# SPPT Quickstart — Spatial Point Pattern Test for Aggregated Data

[![Open In Colab](https://colab.research.google.com/assets/colab-badge.svg)](https://colab.research.google.com/github/yunusserhat/sppt-python/blob/main/notebooks/01_quickstart.ipynb)

This notebook demonstrates the core functionality of the **`sppt`** Python package — a faithful reimplementation of the R package [`sppt.aggregated.data`](https://github.com/martin-a-andresen/sppt.aggregated.data) by [Martin A. Andresen](https://github.com/martin-a-andresen).

**What is SPPT?**

The Spatial Point Pattern Test compares spatial distributions of count data (e.g., crime across census tracts) using bootstrap resampling.
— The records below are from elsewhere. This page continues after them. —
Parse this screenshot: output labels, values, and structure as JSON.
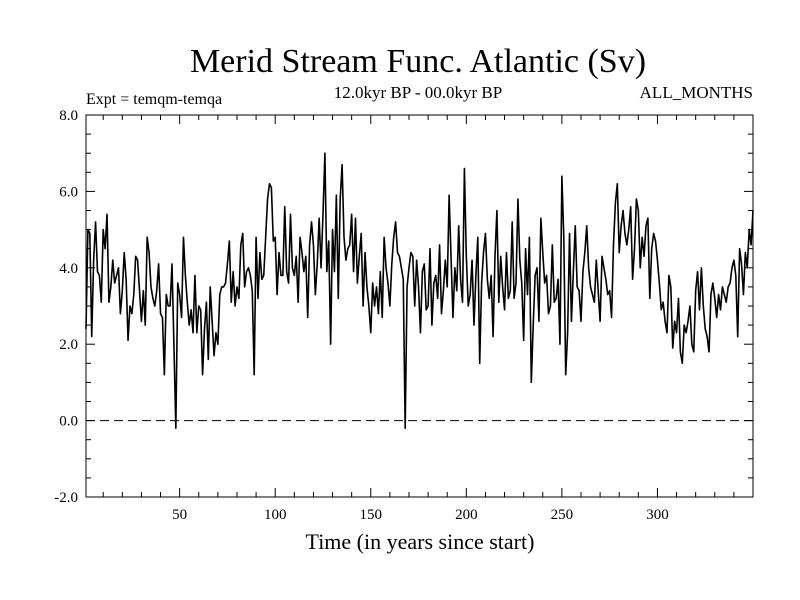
{
  "chart_data": {
    "type": "line",
    "title": "Merid Stream Func. Atlantic (Sv)",
    "subtitle_left": "Expt = temqm-temqa",
    "subtitle_center": "12.0kyr BP - 00.0kyr BP",
    "subtitle_right": "ALL_MONTHS",
    "xlabel": "Time (in years since start)",
    "ylabel": "",
    "xlim": [
      1,
      350
    ],
    "ylim": [
      -2,
      8
    ],
    "x_ticks": [
      50,
      100,
      150,
      200,
      250,
      300
    ],
    "y_ticks": [
      -2.0,
      0.0,
      2.0,
      4.0,
      6.0,
      8.0
    ],
    "y_tick_labels": [
      "-2.0",
      "0.0",
      "2.0",
      "4.0",
      "6.0",
      "8.0"
    ],
    "reference_line": {
      "y": 0.0,
      "style": "dashed"
    },
    "series": [
      {
        "name": "Merid Stream Func.",
        "x_start": 1,
        "x_step": 1,
        "values": [
          2.4,
          5.0,
          4.9,
          2.2,
          4.2,
          5.2,
          3.9,
          3.8,
          3.1,
          5.0,
          4.5,
          5.4,
          3.1,
          3.5,
          4.2,
          3.6,
          3.8,
          4.0,
          2.8,
          3.4,
          4.4,
          3.7,
          2.1,
          3.0,
          2.8,
          3.3,
          4.3,
          4.2,
          3.4,
          2.6,
          3.4,
          2.5,
          4.8,
          4.4,
          3.5,
          3.2,
          3.0,
          3.4,
          4.1,
          2.8,
          2.7,
          1.2,
          3.3,
          3.0,
          3.0,
          4.1,
          2.0,
          -0.2,
          3.6,
          3.3,
          2.7,
          4.8,
          3.8,
          3.1,
          2.5,
          2.9,
          2.3,
          3.8,
          2.3,
          3.0,
          2.9,
          1.2,
          2.4,
          3.1,
          1.6,
          3.5,
          2.6,
          1.7,
          2.3,
          2.0,
          3.3,
          3.5,
          3.5,
          3.6,
          4.1,
          4.7,
          3.1,
          3.9,
          3.0,
          3.5,
          3.2,
          4.6,
          4.9,
          3.5,
          3.9,
          4.0,
          3.8,
          3.4,
          1.2,
          4.8,
          3.2,
          4.4,
          3.7,
          3.8,
          4.8,
          5.8,
          6.2,
          6.1,
          4.7,
          4.8,
          3.3,
          4.4,
          3.8,
          3.8,
          5.6,
          3.9,
          3.6,
          5.4,
          4.0,
          3.8,
          4.3,
          3.1,
          4.8,
          4.4,
          3.9,
          4.3,
          2.7,
          4.6,
          5.2,
          4.6,
          3.3,
          4.1,
          5.3,
          4.0,
          5.4,
          7.0,
          3.9,
          4.7,
          2.0,
          5.0,
          3.9,
          5.9,
          3.2,
          5.8,
          6.7,
          4.8,
          4.2,
          4.5,
          4.6,
          5.4,
          3.9,
          5.3,
          3.6,
          4.3,
          4.9,
          3.0,
          4.4,
          3.5,
          3.0,
          2.3,
          3.6,
          3.0,
          3.5,
          2.8,
          3.9,
          2.7,
          4.8,
          4.0,
          3.6,
          3.0,
          4.1,
          4.8,
          5.2,
          4.4,
          4.3,
          4.0,
          3.7,
          -0.2,
          3.5,
          4.0,
          4.4,
          4.3,
          3.0,
          4.2,
          3.5,
          2.3,
          3.9,
          4.1,
          2.9,
          3.0,
          4.5,
          2.5,
          3.6,
          3.8,
          3.2,
          4.6,
          2.8,
          3.4,
          4.2,
          3.5,
          5.9,
          4.3,
          2.7,
          4.0,
          3.4,
          5.1,
          3.7,
          3.1,
          6.6,
          4.3,
          3.0,
          3.3,
          4.2,
          2.5,
          3.8,
          4.8,
          1.5,
          3.6,
          4.4,
          4.9,
          3.7,
          3.2,
          3.8,
          2.2,
          4.3,
          5.5,
          3.1,
          4.3,
          3.5,
          2.9,
          4.4,
          3.2,
          3.4,
          5.2,
          3.2,
          3.6,
          5.8,
          4.2,
          3.6,
          2.1,
          4.5,
          3.3,
          4.8,
          1.0,
          2.5,
          3.8,
          4.0,
          2.6,
          5.3,
          4.4,
          3.6,
          3.8,
          2.8,
          3.0,
          4.6,
          3.1,
          3.2,
          3.7,
          2.0,
          6.4,
          4.8,
          1.2,
          2.3,
          4.9,
          2.6,
          3.9,
          5.1,
          3.5,
          3.4,
          2.6,
          3.9,
          4.4,
          5.1,
          4.0,
          3.5,
          3.3,
          3.1,
          4.2,
          3.4,
          2.6,
          4.3,
          4.0,
          3.7,
          3.3,
          3.4,
          2.7,
          4.6,
          5.7,
          6.2,
          4.4,
          5.1,
          5.5,
          4.9,
          4.6,
          5.0,
          5.6,
          3.7,
          4.5,
          5.8,
          5.5,
          4.0,
          4.8,
          4.3,
          5.1,
          5.3,
          3.2,
          4.5,
          4.9,
          4.7,
          4.2,
          3.6,
          2.9,
          3.1,
          2.6,
          2.3,
          3.8,
          3.5,
          1.9,
          2.6,
          2.3,
          3.2,
          1.8,
          1.5,
          2.5,
          2.3,
          2.6,
          3.0,
          2.0,
          1.8,
          3.4,
          3.9,
          2.9,
          4.0,
          3.0,
          2.4,
          2.2,
          1.8,
          3.3,
          3.6,
          3.2,
          2.7,
          3.3,
          2.9,
          3.5,
          3.3,
          3.1,
          3.5,
          3.6,
          4.0,
          4.2,
          3.8,
          2.2,
          4.5,
          4.1,
          3.3,
          4.4,
          4.0,
          5.0,
          4.6,
          5.5
        ]
      }
    ]
  }
}
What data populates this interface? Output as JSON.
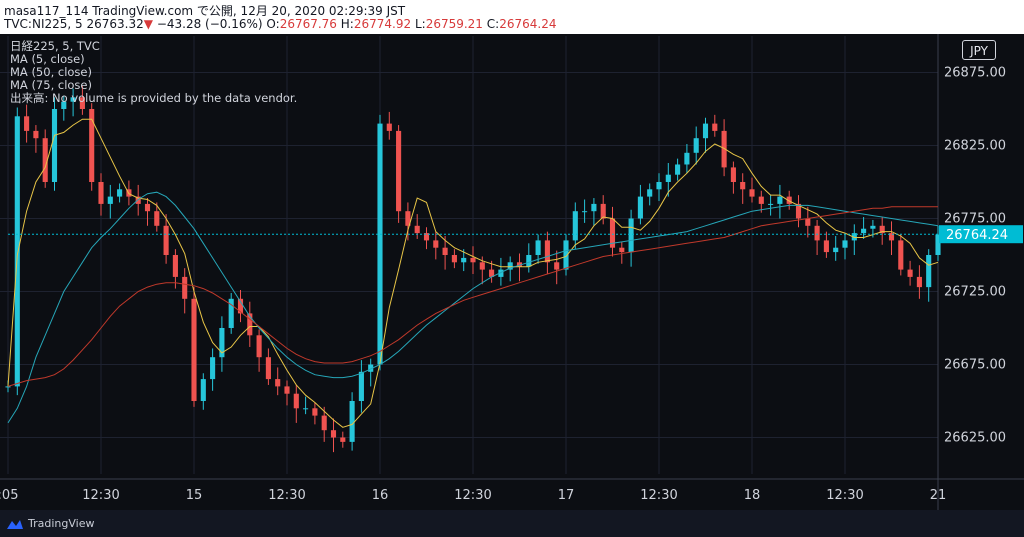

It produces:
- **Confidence intervals** for each spatial unit
- **S-Index**: proportion of units with overlapping intervals (0 = complete change, 1 = no change)
- **SIndex_Bivariate**: per-unit direction of change (−1, 0, +1)

---

**Author:** Yunus Serhat Bıçakçı  
**Based on:** R package by Martin A. Andresen

## 1. Installation

Install `sppt` from PyPI (takes ~30 seconds on Colab):

In [None]:
!pip install sppt -q

## 2. Load Sample Data

The package ships with the **Vancouver Dissemination Areas Crime 2021** dataset — 1,019 census polygons with crime counts.

| Column | Description |
|--------|-------------|
| `DAUID` | Dissemination Area unique ID |
| `TFV` | Total Family Violence |
| `TOV` | Total Other Violence |
| `THEFT` | Theft counts |
| `MISCHIEF` | Mischief counts |
| `geometry` | Polygon boundaries |

In [None]:
from sppt import load_sample_data

data = load_sample_data()
print(f"Shape: {data.shape}")
print(f"CRS:   {data.crs}")
data.head()

## 3. Run the SPPT

Compare the spatial distribution of **Total Family Violence (TFV)** vs **Total Other Violence (TOV)** across Vancouver's Dissemination Areas.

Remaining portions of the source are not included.